Rescisão e verbas

Fui demitida e descobri depois que estava grávida: tenho direito à estabilidade?

Artur Vitor · OAB/PB 34.525 · · 8 min de leitura

Sim. Se a gravidez já existia na data em que você foi dispensada — mesmo que você só tenha descoberto depois, e mesmo que a empresa não soubesse de nada —, você tem direito à estabilidade da gestante. A Constituição garante que a empregada grávida não pode ser dispensada sem justa causa desde a confirmação da gravidez até cinco meses após o parto. O TST já pacificou que o desconhecimento do empregador não afasta esse direito.

Na prática, isso significa duas saídas possíveis: voltar ao emprego (reintegração), se ainda estiver dentro do período protegido, ou receber em dinheiro os salários e demais direitos correspondentes a todo o período de estabilidade, quando a volta ao trabalho não for mais viável. Qual das duas se aplica depende de quanto tempo já passou e das circunstâncias do seu caso.

A empresa não sabia que eu estava grávida. Isso muda alguma coisa?

Não muda o direito. Esse é exatamente o ponto mais consolidado do tema.

O desconhecimento do estado gravídico pelo empregador não afasta o direito ao pagamento da indenização decorrente da estabilidade.

Súmula 244, I, do TST

A proteção não existe para punir o empregador que agiu de má-fé. Ela existe para proteger o nascituro e a subsistência da mãe nesse período. Por isso a responsabilidade é objetiva: basta que a gravidez tenha se iniciado na vigência do contrato de trabalho.

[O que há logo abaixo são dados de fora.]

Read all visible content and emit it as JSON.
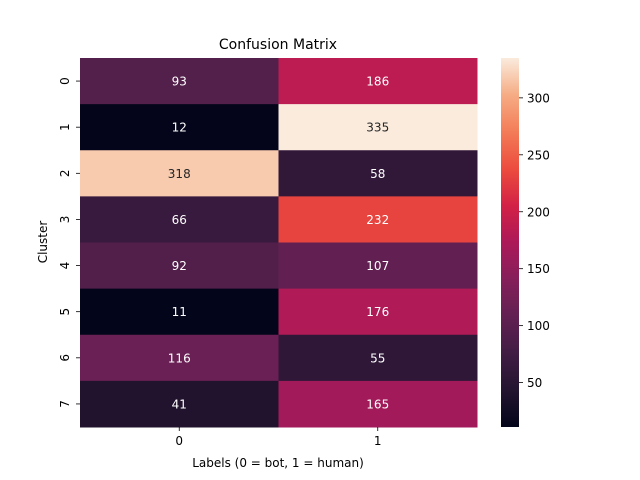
{
  "chart_data": {
    "type": "heatmap",
    "title": "Confusion Matrix",
    "xlabel": "Labels (0 = bot, 1 = human)",
    "ylabel": "Cluster",
    "x_categories": [
      "0",
      "1"
    ],
    "y_categories": [
      "0",
      "1",
      "2",
      "3",
      "4",
      "5",
      "6",
      "7"
    ],
    "values": [
      [
        93,
        186
      ],
      [
        12,
        335
      ],
      [
        318,
        58
      ],
      [
        66,
        232
      ],
      [
        92,
        107
      ],
      [
        11,
        176
      ],
      [
        116,
        55
      ],
      [
        41,
        165
      ]
    ],
    "colormap": "rocket",
    "colorbar": {
      "vmin": 11,
      "vmax": 335,
      "ticks": [
        50,
        100,
        150,
        200,
        250,
        300
      ]
    },
    "grid": false,
    "legend": "colorbar-right"
  }
}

Você também não precisa ter avisado a empresa antes. Não existe na lei nenhuma obrigação de comunicar a gravidez ao empregador como condição para ter estabilidade.

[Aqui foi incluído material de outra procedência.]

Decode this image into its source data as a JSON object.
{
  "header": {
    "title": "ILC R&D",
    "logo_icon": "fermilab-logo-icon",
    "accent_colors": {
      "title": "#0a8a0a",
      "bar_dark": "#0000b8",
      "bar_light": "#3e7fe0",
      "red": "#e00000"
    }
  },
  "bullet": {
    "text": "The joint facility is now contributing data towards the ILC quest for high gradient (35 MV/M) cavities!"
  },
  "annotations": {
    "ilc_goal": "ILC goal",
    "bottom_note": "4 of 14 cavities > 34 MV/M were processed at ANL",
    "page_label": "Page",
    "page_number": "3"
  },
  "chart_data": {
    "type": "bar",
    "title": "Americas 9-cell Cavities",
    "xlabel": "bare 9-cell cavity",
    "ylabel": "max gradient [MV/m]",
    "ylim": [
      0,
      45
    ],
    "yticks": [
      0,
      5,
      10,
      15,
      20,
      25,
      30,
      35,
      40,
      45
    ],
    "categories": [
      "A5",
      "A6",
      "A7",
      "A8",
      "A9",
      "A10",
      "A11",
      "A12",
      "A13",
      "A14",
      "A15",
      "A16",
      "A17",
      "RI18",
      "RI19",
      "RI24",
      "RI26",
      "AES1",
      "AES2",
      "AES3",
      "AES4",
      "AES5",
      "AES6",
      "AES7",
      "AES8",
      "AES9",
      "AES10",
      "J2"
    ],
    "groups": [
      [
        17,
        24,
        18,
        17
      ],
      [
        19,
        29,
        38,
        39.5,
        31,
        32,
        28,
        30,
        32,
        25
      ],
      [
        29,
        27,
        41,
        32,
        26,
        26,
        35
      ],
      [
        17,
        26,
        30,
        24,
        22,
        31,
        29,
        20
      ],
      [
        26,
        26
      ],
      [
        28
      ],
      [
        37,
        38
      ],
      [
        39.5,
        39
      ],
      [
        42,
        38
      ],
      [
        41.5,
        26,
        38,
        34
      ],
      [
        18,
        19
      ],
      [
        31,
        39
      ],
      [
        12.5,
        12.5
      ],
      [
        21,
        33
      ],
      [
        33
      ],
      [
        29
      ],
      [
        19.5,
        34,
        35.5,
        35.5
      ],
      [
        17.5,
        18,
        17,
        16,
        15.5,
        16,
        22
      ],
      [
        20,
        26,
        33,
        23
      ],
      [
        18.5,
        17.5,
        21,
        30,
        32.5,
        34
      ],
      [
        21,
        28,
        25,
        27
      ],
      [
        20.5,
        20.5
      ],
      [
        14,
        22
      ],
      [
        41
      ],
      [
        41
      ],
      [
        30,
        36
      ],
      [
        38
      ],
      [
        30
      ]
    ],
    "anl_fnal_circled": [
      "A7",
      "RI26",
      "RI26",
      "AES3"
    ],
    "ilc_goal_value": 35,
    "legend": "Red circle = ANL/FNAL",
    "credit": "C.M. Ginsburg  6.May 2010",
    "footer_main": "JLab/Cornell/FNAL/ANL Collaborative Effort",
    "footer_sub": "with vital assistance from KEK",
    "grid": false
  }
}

Conta a data da concepção ou a data do exame?

Conta a concepção. O marco é o início da gravidez, não o dia em que você descobriu.

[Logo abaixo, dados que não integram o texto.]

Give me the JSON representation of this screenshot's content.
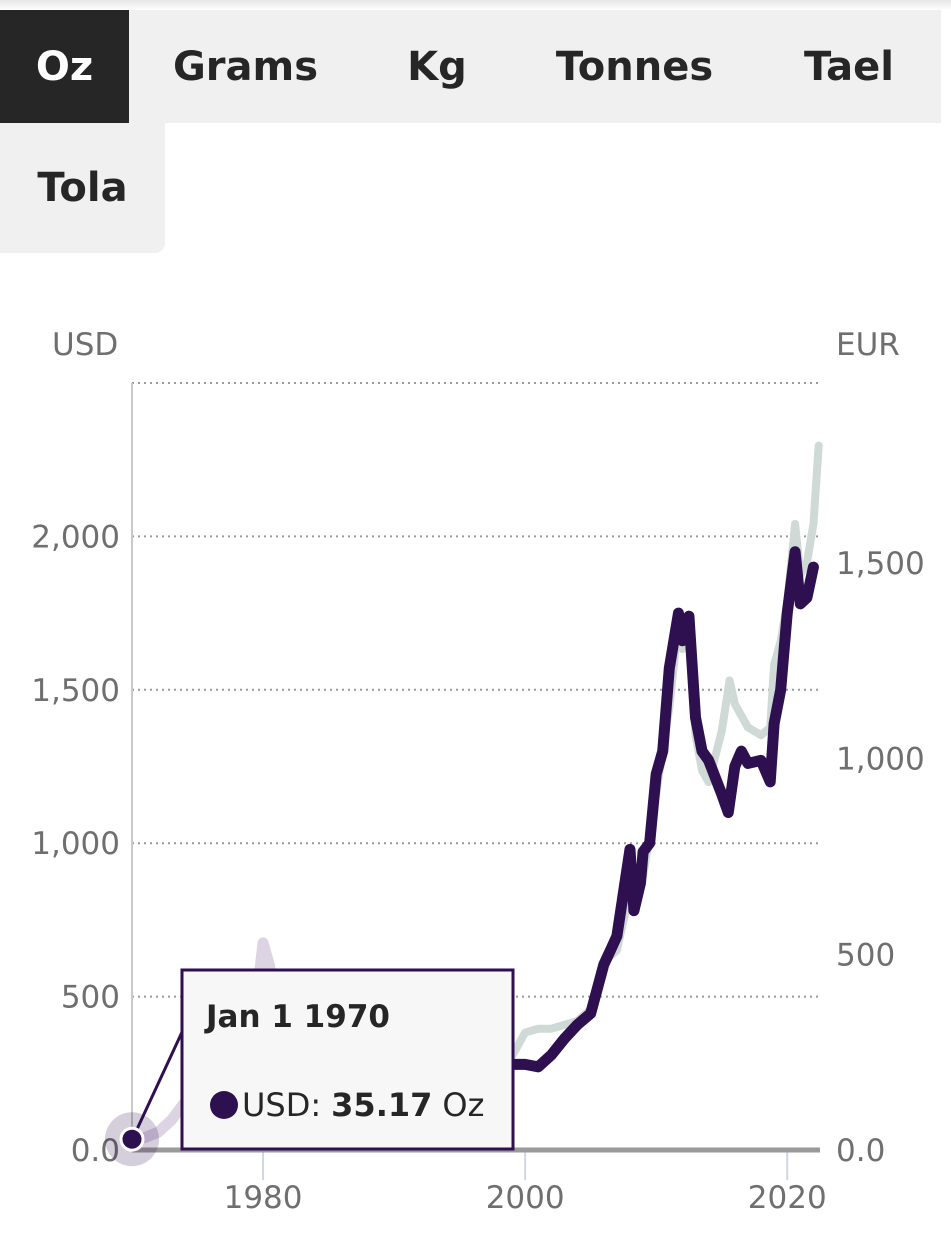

Exemplo concreto: você foi dispensada no dia 10 de março. Em 20 de abril, um exame de sangue confirma a gravidez, e a ultrassonografia indica 9 semanas de gestação. Contando para trás, a concepção ocorreu por volta do fim de fevereiro — ou seja, você já estava grávida quando foi demitida. A estabilidade se aplica.

Se a concepção tivesse ocorrido depois da dispensa, não haveria estabilidade, porque o contrato já teria terminado.

Um detalhe que ajuda muita gente: a CLT prevê expressamente que a gravidez confirmada durante o aviso prévio, trabalhado ou indenizado, também garante a estabilidade (art. 391-A da CLT). Então se você recebeu aviso prévio indenizado de 30 dias e a gravidez começou dentro desse intervalo, o direito existe do mesmo jeito.

Guarde a ultrassonografia com idade gestacional

O exame que estima as semanas de gestação, ou a declaração médica com a data provável do parto, é o documento que permite calcular para trás e demonstrar que a gravidez já existia na data da dispensa. Peça uma via ao médico e guarde.

Preciso avisar a empresa? Devo procurar o RH?

Você não é obrigada. Mas comunicar por escrito costuma ser uma decisão estratégica boa, por dois motivos.

O primeiro é que a empresa pode simplesmente reconhecer o erro e chamar você de volta, cancelando a dispensa. Isso resolve o problema sem processo, sem espera e com o vínculo restabelecido — o que também restabelece plano de saúde e recolhimento de FGTS.

O segundo é probatório: a comunicação documentada fixa uma data e mostra que você não ficou em silêncio de propósito. Existe discussão em alguns tribunais sobre demora deliberada em avisar, e ter o registro tira esse argumento da mesa.

Como fazer:

  • E-mail para o RH, com cópia do exame anexada, guardando o comprovante de envio;
  • Carta com aviso de recebimento (AR) enviada ao endereço da empresa;
  • Mensagem de WhatsApp para o contato do RH ou do gestor, com o número identificado.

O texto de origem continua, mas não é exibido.